(Credits: Far Out / Andreas Eldh)
In the grunge rock era, Chris Cornell was the one frontman who could be called a rock star. Taking the stage presence of Robert Plant and putting his unique Seattle spin to it, Cornell turned into a wailing banshee whenever he took to the stage, inhabiting his throat in a way no other vocalist could. Although he may have already had his vocal trademarked by the end of the 1990s, Cornell was humbled when he saw a singer from the other side of the tracks.
Then again, Soundgarden’s brand of rock and roll was quickly dissolving into yesterday’s news by the end of the decade. While grunge may have shined brighter than any other genre under the sun in the early 1990s, the death of Kurt Cobain brought the genre to an early grave, with Soundgarden’s Superunknown serving more as a sad epitaph for what the genre could have been.
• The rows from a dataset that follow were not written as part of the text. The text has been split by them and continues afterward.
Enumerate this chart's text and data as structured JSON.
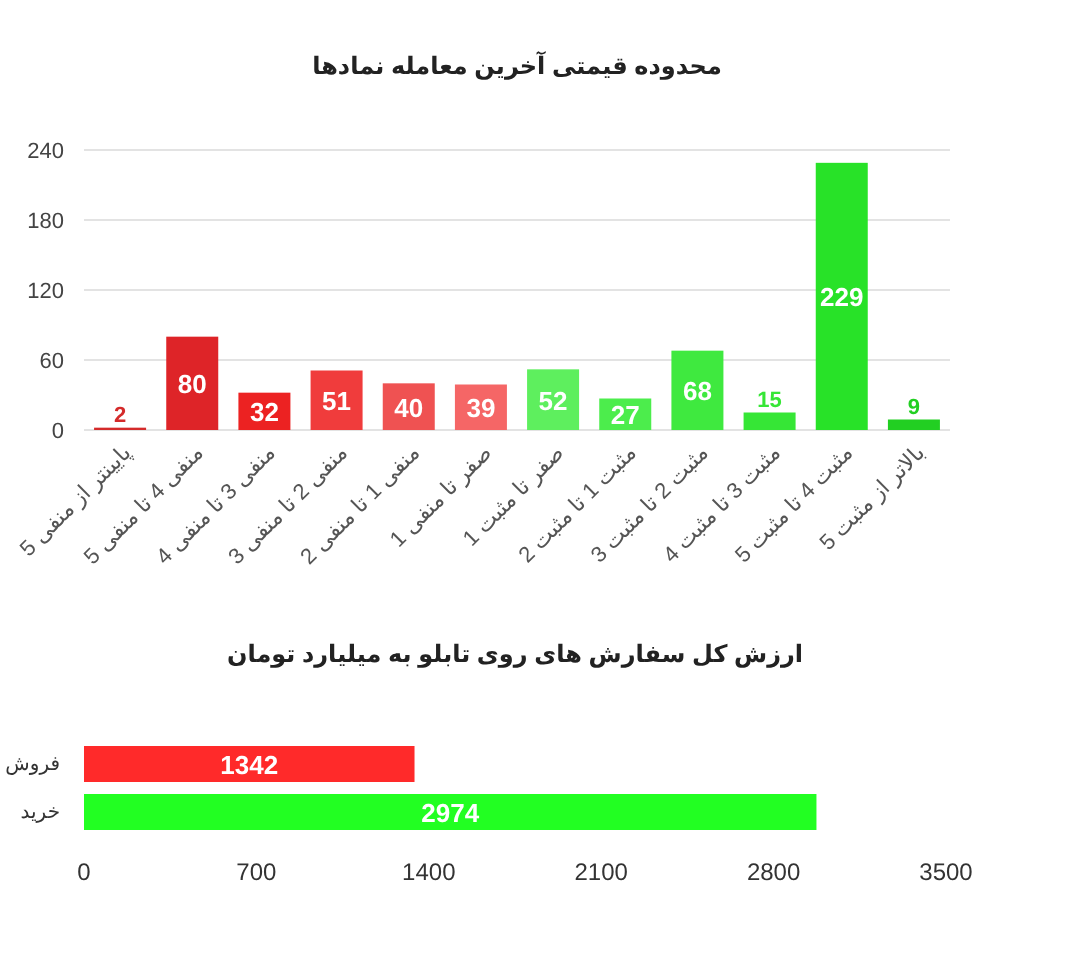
{
  "chart_data": [
    {
      "type": "bar",
      "title": "محدوده قیمتی آخرین معامله نمادها",
      "categories": [
        "پایینتر از منفی 5",
        "منفی 4 تا منفی 5",
        "منفی 3 تا منفی 4",
        "منفی 2 تا منفی 3",
        "منفی 1 تا منفی 2",
        "صفر تا منفی 1",
        "صفر تا مثبت 1",
        "مثبت 1 تا مثبت 2",
        "مثبت 2 تا مثبت 3",
        "مثبت 3 تا مثبت 4",
        "مثبت 4 تا مثبت 5",
        "بالاتر از مثبت 5"
      ],
      "values": [
        2,
        80,
        32,
        51,
        40,
        39,
        52,
        27,
        68,
        15,
        229,
        9
      ],
      "colors": [
        "#d42a2a",
        "#de2428",
        "#ec2222",
        "#f03c3c",
        "#ef5252",
        "#f56666",
        "#5eef5e",
        "#4ced4c",
        "#3fe93f",
        "#36e636",
        "#28e228",
        "#22cf22"
      ],
      "ylim": [
        0,
        240
      ],
      "yticks": [
        0,
        60,
        120,
        180,
        240
      ],
      "grid": "y",
      "data_labels": true
    },
    {
      "type": "bar",
      "orientation": "horizontal",
      "title": "ارزش کل سفارش های روی تابلو به میلیارد تومان",
      "categories": [
        "فروش",
        "خرید"
      ],
      "values": [
        1342,
        2974
      ],
      "colors": [
        "#ff2a2a",
        "#22ff22"
      ],
      "xlim": [
        0,
        3500
      ],
      "xticks": [
        0,
        700,
        1400,
        2100,
        2800,
        3500
      ],
      "data_labels": true
    }
  ]
}
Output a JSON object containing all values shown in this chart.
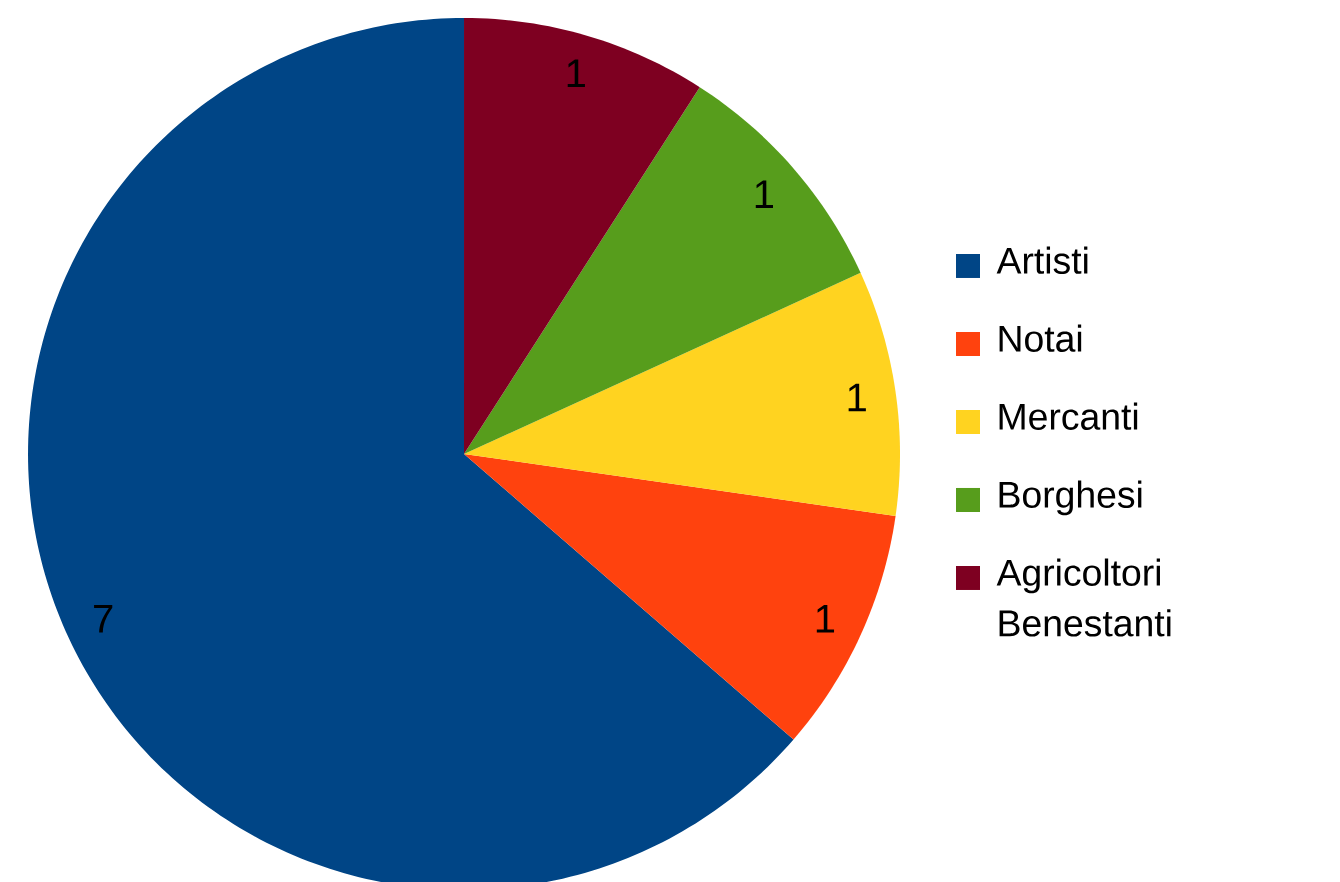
{
  "chart_data": {
    "type": "pie",
    "categories": [
      "Artisti",
      "Notai",
      "Mercanti",
      "Borghesi",
      "Agricoltori Benestanti"
    ],
    "values": [
      7,
      1,
      1,
      1,
      1
    ],
    "colors": [
      "#004586",
      "#ff420e",
      "#ffd320",
      "#579d1c",
      "#7e0021"
    ],
    "data_labels": true,
    "legend": "right"
  }
}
After struggling along for one more album, Cornell eventually parted ways with his bandmates to go solo. By then, he had already started channelling his acoustic Zeppelin habits into his solo debut, Euphoria Morning. Around the time that Cornell was cutting his teeth as a solo artist, though, Jeff Buckley was already reshaping what most people thought about commercial rock music.
Buckley has become known for his immortal take on Leonard Cohen’s ‘Hallelujah’. However, his debut with Grace showcased him as a brilliant songwriter in his own right. While there are the basics of music theory throughout Buckley’s work, his greatest strength was bellowing from his gut, sounding like Robert Plant’s guttural shriek if it were fed through the world of jazz harmony.
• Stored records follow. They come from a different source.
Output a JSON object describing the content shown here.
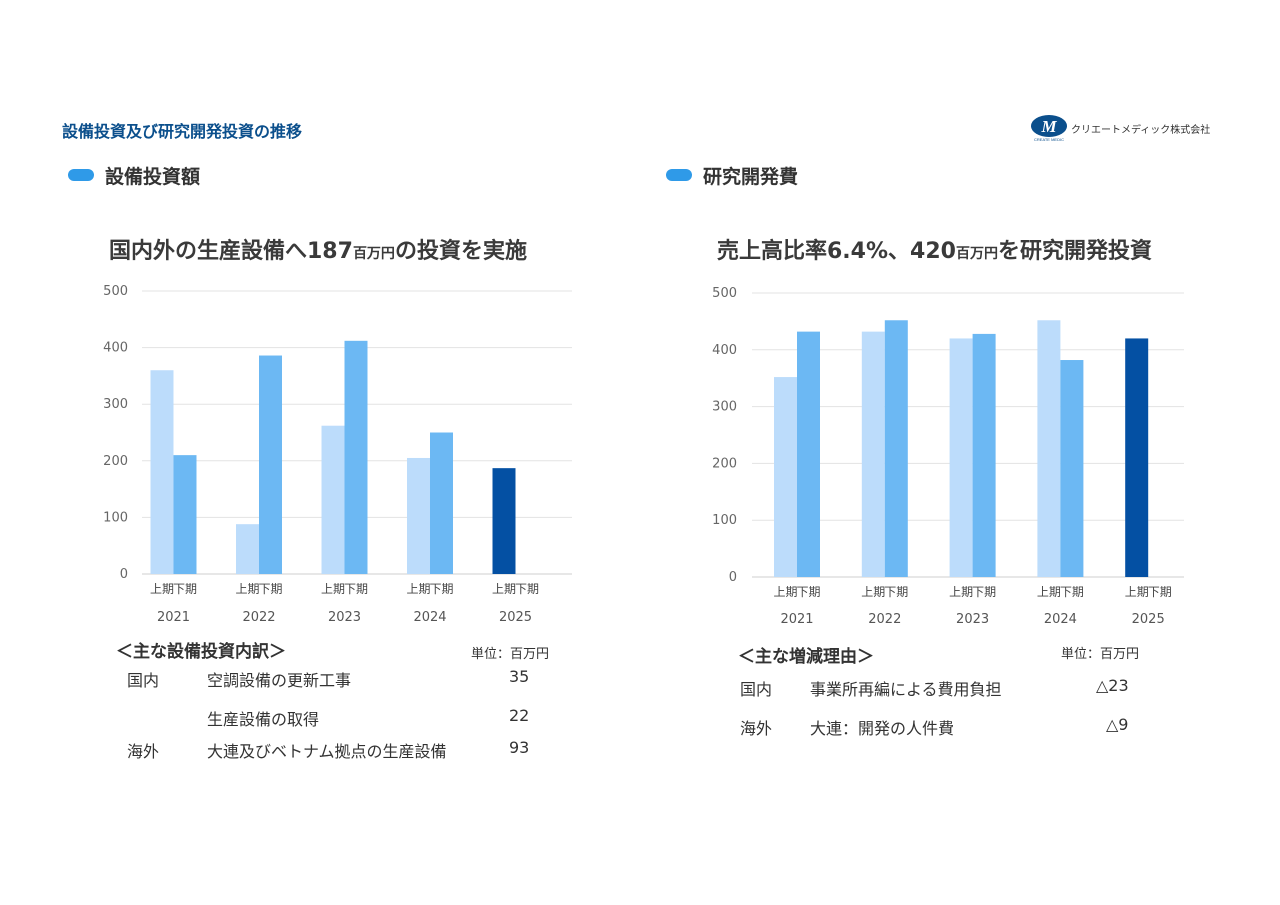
{
  "page_title": "設備投資及び研究開発投資の推移",
  "logo": {
    "mark": "M",
    "mark_sub": "CREATE MEDIC",
    "company": "クリエートメディック株式会社"
  },
  "colors": {
    "first_half": "#bcdcfb",
    "second_half": "#6cb8f3",
    "highlight": "#0450a3",
    "pill": "#2f9ae8",
    "title": "#0b4f8c"
  },
  "left": {
    "section": "設備投資額",
    "headline_pre": "国内外の生産設備へ187",
    "headline_unit": "百万円",
    "headline_post": "の投資を実施",
    "breakdown_title": "＜主な設備投資内訳＞",
    "unit": "単位：百万円",
    "rows": [
      {
        "region": "国内",
        "item": "空調設備の更新工事",
        "value": "35"
      },
      {
        "region": "",
        "item": "生産設備の取得",
        "value": "22"
      },
      {
        "region": "海外",
        "item": "大連及びベトナム拠点の生産設備",
        "value": "93"
      }
    ]
  },
  "right": {
    "section": "研究開発費",
    "headline_pre": "売上高比率6.4%、420",
    "headline_unit": "百万円",
    "headline_post": "を研究開発投資",
    "breakdown_title": "＜主な増減理由＞",
    "unit": "単位：百万円",
    "rows": [
      {
        "region": "国内",
        "item": "事業所再編による費用負担",
        "value": "△23"
      },
      {
        "region": "海外",
        "item": "大連：開発の人件費",
        "value": "△9"
      }
    ]
  },
  "chart_data": [
    {
      "type": "bar",
      "title": "",
      "categories": [
        "2021",
        "2022",
        "2023",
        "2024",
        "2025"
      ],
      "sub_labels": [
        "上期",
        "下期"
      ],
      "series": [
        {
          "values": [
            360,
            88,
            262,
            205,
            187
          ]
        },
        {
          "values": [
            210,
            386,
            412,
            250,
            null
          ]
        }
      ],
      "highlight": {
        "category": "2025",
        "sub": "上期"
      },
      "ylim": [
        0,
        500
      ],
      "yticks": [
        0,
        100,
        200,
        300,
        400,
        500
      ],
      "grid": true
    },
    {
      "type": "bar",
      "title": "",
      "categories": [
        "2021",
        "2022",
        "2023",
        "2024",
        "2025"
      ],
      "sub_labels": [
        "上期",
        "下期"
      ],
      "series": [
        {
          "values": [
            352,
            432,
            420,
            452,
            420
          ]
        },
        {
          "values": [
            432,
            452,
            428,
            382,
            null
          ]
        }
      ],
      "highlight": {
        "category": "2025",
        "sub": "上期"
      },
      "ylim": [
        0,
        500
      ],
      "yticks": [
        0,
        100,
        200,
        300,
        400,
        500
      ],
      "grid": true
    }
  ]
}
Having been a fan of the album Grace, Cornell would say how shellshocked he was listening to Buckley’s live set on the EP Live at Sin-E. Capturing the sounds of Buckley in his natural habitat, Cornell thought that the final result was one of the most jaw-dropping feats of vocal brilliance ever recorded.
Talking about hearing it for the first time, Cornell was astonished that anyone could keep up Buckley’s vocal stamina for that long, telling Rolling Stone, “[It] was one of those moments that happens only a few times as a music fan–it was something otherworldly, and he shocked me with the display of talent he displayed. I would watch him and try to figure out things like, ‘How is it possible that he’s holding that note that long?’”
While Cornell already had a massive set of pipes of his own, Buckley may have had the potential to supersede him if he had time to flesh out his vocal style. Despite his tragic passing in 1997, shortly after recording his debut, Buckley was already on the cusp of something brilliant, creating songs that made for musical explosions on tracks like ‘Mojo Pin’ and ‘So Real’.
Even though Cornell carried on with the supergroup Audioslave, he also took bits and pieces from Buckley, incorporating the emotional resonance of his music into tracks like ‘Like A Stone’. While Cornell could have rested on his laurels as a vocalist, hearing Buckley was the best example of how every vocalist has the potential to grow.